On rapportait cette semaine que le Conseil européen adoptait le 15 avril dernier, par un vote à peine majoritaire, une nouvelle directive européenne en matière de droit d’auteur. Cette directive a été largement débattue et s’avère loin de faire l’unanimité parmi ceux qui s’intéressent au droit d’auteur.
La réforme s’avérait nécessaire dans le contexte de notre époque, notamment afin de voir à réconcilier les droits des créateurs et ceux des exploitants de plateformes telles YouTube et Pinterest, lesquelles veulent laisser leurs membres utiliser les œuvres d’autrui ou, à tout le moins, pouvoir fonctionner sans s’exposer à trop de poursuites en contrefaçon de la part d’auteurs. Pour ce faire, le nouvel article 17 vient notamment imposer aux exploitants de plateformes en ligne le devoir de se montrer proactifs afin d’éviter la diffusion trop libérale d’œuvres de tiers par leur entremise. Ce faisant, l’Europe propose de renverser l’état actuel des choses, alors que la vaste majorité des États placent le fardeau de repérer puis de pointer les cas de contrefaçon sur les épaules des auteurs et détenteurs de droits d’auteur. C’est, pour ainsi dire, un renversement majeur.

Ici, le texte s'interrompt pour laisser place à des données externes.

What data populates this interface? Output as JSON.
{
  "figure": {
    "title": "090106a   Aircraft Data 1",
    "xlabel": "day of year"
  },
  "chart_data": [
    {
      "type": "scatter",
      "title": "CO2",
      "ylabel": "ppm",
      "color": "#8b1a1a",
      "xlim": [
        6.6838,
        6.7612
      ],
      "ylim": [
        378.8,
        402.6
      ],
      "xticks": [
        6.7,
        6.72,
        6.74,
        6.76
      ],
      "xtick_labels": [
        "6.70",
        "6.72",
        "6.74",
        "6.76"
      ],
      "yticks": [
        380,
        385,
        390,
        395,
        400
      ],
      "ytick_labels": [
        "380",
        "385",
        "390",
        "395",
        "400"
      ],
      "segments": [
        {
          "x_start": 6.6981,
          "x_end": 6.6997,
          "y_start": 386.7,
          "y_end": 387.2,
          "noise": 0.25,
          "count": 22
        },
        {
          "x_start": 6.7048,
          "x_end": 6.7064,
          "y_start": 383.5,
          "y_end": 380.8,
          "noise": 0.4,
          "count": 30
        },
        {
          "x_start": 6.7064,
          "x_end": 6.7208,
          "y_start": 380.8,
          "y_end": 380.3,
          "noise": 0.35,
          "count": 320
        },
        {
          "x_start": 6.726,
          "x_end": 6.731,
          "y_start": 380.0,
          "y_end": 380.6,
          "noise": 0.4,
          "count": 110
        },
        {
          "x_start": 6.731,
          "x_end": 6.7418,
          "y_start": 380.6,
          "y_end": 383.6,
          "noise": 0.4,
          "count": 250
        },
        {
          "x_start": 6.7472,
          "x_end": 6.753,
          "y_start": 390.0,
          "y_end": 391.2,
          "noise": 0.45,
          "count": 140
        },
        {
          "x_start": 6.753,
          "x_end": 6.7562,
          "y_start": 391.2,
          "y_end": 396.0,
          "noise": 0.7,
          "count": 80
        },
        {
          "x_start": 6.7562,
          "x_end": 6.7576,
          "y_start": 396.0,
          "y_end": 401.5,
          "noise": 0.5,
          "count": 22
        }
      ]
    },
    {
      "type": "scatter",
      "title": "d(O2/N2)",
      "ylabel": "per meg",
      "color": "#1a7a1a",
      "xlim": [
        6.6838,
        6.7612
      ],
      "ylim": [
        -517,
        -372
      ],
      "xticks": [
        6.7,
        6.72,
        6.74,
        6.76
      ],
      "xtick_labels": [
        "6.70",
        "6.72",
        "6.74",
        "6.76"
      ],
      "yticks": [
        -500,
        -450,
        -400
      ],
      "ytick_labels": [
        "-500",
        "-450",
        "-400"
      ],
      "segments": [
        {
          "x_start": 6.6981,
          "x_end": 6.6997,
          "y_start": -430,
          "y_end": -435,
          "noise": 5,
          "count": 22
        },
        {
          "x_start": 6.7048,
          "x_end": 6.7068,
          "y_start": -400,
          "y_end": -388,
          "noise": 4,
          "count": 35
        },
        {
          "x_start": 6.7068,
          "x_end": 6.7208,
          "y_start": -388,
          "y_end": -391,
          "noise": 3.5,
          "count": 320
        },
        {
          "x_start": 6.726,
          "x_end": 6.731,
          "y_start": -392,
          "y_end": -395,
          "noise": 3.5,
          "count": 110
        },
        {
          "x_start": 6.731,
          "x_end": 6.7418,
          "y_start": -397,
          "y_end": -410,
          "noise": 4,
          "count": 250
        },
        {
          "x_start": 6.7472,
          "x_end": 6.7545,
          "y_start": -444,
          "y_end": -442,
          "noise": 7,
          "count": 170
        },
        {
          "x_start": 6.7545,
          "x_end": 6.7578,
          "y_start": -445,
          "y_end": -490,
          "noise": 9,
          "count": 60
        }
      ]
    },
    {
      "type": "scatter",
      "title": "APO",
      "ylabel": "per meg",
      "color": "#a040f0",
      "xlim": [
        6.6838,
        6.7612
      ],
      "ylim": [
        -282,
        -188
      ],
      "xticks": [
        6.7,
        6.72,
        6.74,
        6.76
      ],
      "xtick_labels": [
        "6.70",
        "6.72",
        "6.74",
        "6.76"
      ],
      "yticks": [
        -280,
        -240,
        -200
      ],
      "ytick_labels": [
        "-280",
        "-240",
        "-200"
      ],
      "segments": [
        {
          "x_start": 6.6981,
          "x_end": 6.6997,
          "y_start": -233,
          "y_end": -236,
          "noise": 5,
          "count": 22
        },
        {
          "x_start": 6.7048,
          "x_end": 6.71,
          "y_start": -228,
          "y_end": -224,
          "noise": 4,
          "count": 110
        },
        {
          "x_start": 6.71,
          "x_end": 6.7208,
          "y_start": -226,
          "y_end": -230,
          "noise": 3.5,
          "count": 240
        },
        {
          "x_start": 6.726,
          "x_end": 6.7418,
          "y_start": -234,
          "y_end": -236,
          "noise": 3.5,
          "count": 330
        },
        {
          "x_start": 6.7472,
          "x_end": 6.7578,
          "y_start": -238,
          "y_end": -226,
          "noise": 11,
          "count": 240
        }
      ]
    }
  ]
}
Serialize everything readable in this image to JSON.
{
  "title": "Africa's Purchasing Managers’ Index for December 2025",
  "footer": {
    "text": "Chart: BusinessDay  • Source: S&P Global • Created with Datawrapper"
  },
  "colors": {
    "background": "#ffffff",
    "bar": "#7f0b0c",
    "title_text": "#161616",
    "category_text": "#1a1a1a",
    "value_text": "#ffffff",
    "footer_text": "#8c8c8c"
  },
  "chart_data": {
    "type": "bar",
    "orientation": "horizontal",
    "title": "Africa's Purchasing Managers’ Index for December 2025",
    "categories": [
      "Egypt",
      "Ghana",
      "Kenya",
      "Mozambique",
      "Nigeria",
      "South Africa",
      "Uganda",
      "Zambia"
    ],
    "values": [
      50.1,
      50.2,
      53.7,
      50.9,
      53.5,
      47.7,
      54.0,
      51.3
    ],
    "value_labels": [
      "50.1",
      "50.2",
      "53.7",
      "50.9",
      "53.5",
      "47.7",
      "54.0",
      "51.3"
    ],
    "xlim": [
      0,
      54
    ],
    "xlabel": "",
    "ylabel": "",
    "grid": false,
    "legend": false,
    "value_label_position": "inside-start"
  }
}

Cet article 17 de la directive vient d’ailleurs imposer aux exploitants de plateformes de médias sociaux et de jeux informatiques en ligne l’obligation d’obtenir la permission des auteurs avant de permettre la reproduction de leurs œuvres sur ces plateformes. Ceux qui ne le font pas s’exposeront à des poursuites en contrefaçon à moins de pouvoir démontrer avoir déployé leurs meilleurs efforts afin d’obtenir une permission ou afin de rendre le contenu en question non disponible, y compris dès que le détenteur des droits a porté une violation de ses droits à leur attention.
La directive comprend aussi (à l’article 15) un droit d’être rémunéré pour les éditeurs dont le contenu est repiqué par des sociétés de services en ligne (comme des moteurs de recherche et des agrégateurs de nouvelles), en fonction d’une part des revenus générés grâce à une telle reproduction. À noter cependant que ce droit ne s’appliquera pas aux individus qui repiquent des articles à des fins non commerciales ni (et c’est l’exception la plus importante) quand le texte reproduit est d’ampleur très limitée. Plusieurs critiquent d’ailleurs déjà l’absence de définition de ce qu’on doit considérer comme un court extrait, terme que les tribunaux de chaque pays européen seront appelés à définir en temps et lieu. Une fois la nouvelle directive officiellement adoptée et publiée (ce qui se produira dans le prochain mois), les pays européens auront chacun deux ans pour en mettre le contenu en œuvre dans leurs lois respectives en matière de droit d’auteur.